COSCO Shipping Holdings Co. Ltd. said the trade war will have a bigger dampening effect on lower-value cargoes than on higher-value goods if the bilateral trade tensions escalate, but so far it sees little evidence that the industry is taking a major hit from the spat.
Total cargo shipments on Trans-Pacific routes between China and the U.S. had shown an uptick in the first half of the year, and booked a further expansion of as much as 10% in July, company General Manager Wang Haimin told reporters Friday during the company’s earnings conference.
Overall demand for Chinese goods will not be slashed immediately after the tariffs are imposed, as the U.S. is expected to maintain stable economic growth, he said. Even in the unlikely event that the U.S. halts all imports from China, it would still have to import goods from other markets in Southeast Asia, a route over which COSCO has recently seen an uptick in volumes.

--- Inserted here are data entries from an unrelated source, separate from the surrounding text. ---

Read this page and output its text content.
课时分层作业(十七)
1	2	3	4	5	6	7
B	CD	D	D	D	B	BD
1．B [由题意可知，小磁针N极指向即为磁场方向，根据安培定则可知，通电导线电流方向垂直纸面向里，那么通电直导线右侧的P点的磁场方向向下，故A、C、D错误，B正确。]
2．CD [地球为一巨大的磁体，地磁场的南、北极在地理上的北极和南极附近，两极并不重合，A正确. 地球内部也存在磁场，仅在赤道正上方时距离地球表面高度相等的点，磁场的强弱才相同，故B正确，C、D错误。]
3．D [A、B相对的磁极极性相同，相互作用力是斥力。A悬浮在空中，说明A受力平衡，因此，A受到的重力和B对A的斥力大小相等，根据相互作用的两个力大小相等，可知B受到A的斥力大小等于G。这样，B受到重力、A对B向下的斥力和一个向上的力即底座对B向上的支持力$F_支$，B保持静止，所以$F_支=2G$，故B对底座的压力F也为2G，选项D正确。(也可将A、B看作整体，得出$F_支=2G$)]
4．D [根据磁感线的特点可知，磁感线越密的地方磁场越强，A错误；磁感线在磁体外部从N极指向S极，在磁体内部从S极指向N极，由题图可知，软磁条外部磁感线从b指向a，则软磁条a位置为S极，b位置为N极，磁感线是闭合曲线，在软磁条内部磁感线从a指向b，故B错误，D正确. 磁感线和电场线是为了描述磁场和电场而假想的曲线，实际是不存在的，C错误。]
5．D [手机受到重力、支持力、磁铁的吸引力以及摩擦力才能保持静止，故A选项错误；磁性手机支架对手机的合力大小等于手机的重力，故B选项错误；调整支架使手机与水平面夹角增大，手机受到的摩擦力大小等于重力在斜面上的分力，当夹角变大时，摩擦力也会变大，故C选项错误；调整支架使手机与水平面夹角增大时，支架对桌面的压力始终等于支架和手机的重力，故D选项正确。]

The shipping giant saw its cargo volume to and from emerging markets, including Southeast Asia, rise by 27% in the first six months of the year, surpassing the growth rate of its U.S. traffic. Wang said COSCO would continue its efforts to diversify its operational risks by expanding non-trans-Pacific routes.
On Thursday, the company announced that its first-half profit fell 97.8% to 40.8 million yuan ($6 million) as it grappled with higher costs and a slide in freight rates.
Revenues rose almost 4% to 45 billion yuan. Container shipping volumes amounted to 11.2 million TEUs, an increase of over 12% year-on-year.
In July, COSCO cleared a major hurdle in its planned $6.3 billion takeover of Hong Kong-based peer, Orient Overseas (International) Ltd., by gaining approval from U.S. authorities.
The deal will increase COSCO’s shipping fleet to around 400 vessels, making it the world’s third-largest, behind Danish conglomerate Maersk Line and Switzerland-based Mediterranean Shipping Co.
Orient Overseas is controlled by the family of Tung Chee-Hwa, Hong Kong’s first post-handover chief executive.